This is why I sometimes have trouble understanding the advice of experts.
This file was, indeed, what was on the SD card. It is a video I made with a small handheld camera. A one minute video made with that camera would, I assume, be closer to four MB on the SD card. So that's what you would start with, before applying any compression.
I consider it a failure in my explanation when someone can't follow what I wrote, so lets see if I can make it any clearer.
Uncompressed digital video has a data rate of about 200 MB per second. Professional grade HD video cameras send the video out at this rate. Consumer grade cameras compress the video to get the data rate down to something manageable. There are two ways this is done. The first uses algorithms that search for patterns, send the pattern once and then indicate repeats in each pattern throughout the image, and from image to image in the stream of images that make up a video. The second much simpler way to compress the video is to make the image size smaller (less pixels).
My pocket camera offers two different algorithms for compressing the video. The more aggressive one is Motion JPEG, and combined with reducing the image size to 320 by 240 pixels, results in a file of about 35 MB for a one minute video. That is what my camera puts on its SD card.
There are even more aggressive video compression schemes that trade off lower quality video for reduced data rates (and therefore file sizes). If you were using a camera similar to mine, you would need to use a program on your computer that did this further video compression. Evidently the example you gave had a much more aggressive video compression algorithm built into the camera.

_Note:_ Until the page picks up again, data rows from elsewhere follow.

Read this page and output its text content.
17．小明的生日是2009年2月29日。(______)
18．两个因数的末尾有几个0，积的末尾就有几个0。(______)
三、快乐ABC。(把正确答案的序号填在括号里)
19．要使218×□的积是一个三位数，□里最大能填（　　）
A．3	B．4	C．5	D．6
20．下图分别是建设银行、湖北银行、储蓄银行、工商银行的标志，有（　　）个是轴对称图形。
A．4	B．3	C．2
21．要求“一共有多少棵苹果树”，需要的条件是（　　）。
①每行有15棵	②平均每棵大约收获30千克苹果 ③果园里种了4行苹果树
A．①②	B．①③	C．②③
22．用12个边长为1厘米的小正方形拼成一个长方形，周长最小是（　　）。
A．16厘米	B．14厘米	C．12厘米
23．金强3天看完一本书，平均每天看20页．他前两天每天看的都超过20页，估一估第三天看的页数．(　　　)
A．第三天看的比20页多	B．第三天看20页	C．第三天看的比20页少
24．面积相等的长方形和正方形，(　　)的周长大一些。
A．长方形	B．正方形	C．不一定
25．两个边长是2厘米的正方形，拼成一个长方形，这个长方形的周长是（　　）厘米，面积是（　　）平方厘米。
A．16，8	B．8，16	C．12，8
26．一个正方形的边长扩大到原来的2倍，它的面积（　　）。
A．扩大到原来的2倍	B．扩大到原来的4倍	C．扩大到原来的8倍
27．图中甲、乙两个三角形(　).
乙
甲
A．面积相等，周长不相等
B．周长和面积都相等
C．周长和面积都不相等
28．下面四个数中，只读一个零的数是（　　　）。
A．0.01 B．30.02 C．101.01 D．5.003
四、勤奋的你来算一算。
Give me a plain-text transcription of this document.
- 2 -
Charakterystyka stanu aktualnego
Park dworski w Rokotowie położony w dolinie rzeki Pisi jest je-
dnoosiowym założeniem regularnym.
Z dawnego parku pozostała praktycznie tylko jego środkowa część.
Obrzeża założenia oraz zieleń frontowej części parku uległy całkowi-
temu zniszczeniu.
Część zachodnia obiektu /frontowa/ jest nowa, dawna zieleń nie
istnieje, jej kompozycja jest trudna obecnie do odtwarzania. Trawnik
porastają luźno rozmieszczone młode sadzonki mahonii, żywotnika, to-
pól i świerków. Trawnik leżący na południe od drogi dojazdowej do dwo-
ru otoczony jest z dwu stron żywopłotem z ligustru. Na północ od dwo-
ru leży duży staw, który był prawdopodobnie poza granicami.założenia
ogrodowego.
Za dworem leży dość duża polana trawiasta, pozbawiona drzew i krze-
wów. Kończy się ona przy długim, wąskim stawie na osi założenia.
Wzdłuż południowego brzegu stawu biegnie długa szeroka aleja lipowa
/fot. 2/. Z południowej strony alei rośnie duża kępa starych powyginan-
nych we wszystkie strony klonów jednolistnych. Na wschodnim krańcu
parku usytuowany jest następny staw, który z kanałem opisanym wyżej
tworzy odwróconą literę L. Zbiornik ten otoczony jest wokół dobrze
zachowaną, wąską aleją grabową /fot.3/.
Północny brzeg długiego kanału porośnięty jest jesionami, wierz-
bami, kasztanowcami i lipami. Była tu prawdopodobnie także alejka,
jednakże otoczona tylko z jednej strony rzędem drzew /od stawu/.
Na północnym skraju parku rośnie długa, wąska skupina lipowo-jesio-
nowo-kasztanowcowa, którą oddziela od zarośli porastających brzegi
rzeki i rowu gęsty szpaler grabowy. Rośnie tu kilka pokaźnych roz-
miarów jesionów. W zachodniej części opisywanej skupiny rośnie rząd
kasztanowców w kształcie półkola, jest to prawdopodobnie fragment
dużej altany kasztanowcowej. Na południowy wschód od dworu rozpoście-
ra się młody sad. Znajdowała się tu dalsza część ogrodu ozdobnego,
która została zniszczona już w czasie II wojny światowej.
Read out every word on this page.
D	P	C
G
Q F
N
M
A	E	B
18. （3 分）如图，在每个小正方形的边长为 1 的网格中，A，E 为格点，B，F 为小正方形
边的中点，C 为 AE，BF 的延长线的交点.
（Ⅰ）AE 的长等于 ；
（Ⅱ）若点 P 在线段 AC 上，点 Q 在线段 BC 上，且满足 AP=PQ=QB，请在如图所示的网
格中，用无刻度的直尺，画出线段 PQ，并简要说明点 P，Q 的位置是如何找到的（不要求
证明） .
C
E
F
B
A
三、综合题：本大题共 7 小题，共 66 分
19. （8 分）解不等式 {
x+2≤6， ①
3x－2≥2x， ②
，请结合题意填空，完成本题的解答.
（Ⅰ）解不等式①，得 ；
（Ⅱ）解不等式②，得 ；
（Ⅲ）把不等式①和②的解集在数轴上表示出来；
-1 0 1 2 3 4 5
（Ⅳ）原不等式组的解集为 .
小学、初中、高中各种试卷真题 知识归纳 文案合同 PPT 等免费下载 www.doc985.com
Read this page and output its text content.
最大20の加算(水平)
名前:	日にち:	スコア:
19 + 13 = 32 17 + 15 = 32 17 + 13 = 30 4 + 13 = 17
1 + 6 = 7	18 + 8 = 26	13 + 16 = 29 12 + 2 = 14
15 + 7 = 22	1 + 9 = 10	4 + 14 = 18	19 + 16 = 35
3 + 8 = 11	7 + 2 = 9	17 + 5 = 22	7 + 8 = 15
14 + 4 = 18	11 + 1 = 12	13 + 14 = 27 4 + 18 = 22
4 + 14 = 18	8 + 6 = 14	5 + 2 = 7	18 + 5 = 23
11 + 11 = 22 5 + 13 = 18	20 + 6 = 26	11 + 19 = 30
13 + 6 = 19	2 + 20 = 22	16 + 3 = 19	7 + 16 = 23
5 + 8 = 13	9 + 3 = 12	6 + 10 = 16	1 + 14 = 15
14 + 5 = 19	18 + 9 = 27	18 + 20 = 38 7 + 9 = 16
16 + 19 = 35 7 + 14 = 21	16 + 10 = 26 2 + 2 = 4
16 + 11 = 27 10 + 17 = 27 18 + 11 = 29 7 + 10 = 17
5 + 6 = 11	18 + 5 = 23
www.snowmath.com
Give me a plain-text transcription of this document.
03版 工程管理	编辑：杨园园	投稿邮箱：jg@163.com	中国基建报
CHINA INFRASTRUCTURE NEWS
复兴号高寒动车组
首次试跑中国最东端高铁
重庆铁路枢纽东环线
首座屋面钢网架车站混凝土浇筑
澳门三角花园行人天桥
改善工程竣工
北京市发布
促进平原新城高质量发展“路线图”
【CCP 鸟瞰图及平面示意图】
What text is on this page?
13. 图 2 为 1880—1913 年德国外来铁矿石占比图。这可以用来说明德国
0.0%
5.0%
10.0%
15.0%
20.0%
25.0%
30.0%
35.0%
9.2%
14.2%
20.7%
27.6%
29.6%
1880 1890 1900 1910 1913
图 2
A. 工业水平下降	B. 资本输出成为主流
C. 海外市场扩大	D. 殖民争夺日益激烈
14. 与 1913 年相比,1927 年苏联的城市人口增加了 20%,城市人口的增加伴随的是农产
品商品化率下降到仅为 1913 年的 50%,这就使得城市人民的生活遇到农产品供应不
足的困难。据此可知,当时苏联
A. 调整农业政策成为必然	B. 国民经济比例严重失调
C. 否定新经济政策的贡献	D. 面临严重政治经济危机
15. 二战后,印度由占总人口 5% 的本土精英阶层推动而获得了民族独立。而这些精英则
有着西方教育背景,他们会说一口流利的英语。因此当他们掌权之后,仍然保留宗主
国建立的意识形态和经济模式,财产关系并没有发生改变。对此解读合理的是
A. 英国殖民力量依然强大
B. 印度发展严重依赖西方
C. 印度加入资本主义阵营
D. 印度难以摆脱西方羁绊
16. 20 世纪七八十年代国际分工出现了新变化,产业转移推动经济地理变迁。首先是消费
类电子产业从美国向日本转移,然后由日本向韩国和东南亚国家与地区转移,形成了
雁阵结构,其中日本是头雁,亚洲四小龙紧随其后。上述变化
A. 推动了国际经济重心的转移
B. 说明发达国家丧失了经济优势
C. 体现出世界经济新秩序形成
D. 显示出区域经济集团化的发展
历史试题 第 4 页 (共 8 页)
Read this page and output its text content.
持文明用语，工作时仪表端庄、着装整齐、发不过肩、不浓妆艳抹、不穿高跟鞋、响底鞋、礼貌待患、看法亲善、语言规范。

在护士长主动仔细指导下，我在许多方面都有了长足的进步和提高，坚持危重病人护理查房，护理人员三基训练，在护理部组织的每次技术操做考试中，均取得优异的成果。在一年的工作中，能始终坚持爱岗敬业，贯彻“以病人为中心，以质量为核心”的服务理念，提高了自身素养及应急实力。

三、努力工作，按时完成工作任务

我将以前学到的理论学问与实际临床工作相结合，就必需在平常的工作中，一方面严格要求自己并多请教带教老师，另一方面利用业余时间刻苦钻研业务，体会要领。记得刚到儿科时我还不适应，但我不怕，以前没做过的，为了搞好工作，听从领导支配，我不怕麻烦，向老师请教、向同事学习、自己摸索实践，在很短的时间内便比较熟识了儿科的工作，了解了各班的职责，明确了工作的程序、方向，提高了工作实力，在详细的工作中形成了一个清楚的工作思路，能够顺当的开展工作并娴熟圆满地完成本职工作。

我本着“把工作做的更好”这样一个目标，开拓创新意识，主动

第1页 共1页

Uncompressed HD video takes roughly 12,000 MB for 1 minute of video.
Motion JPEG at 320x240 takes roughly 35 MB for 1 minute of video. That is already an amazing amount of video compression.
Yes there are algorithms that can crunch the rate down lower, but with even further trade-offs in video quality and/or image size. My video editor son just did some tests for me and found that he could get a minute of 320x240 video down to about 3.5 MB, so the file size you mention is certainly possible.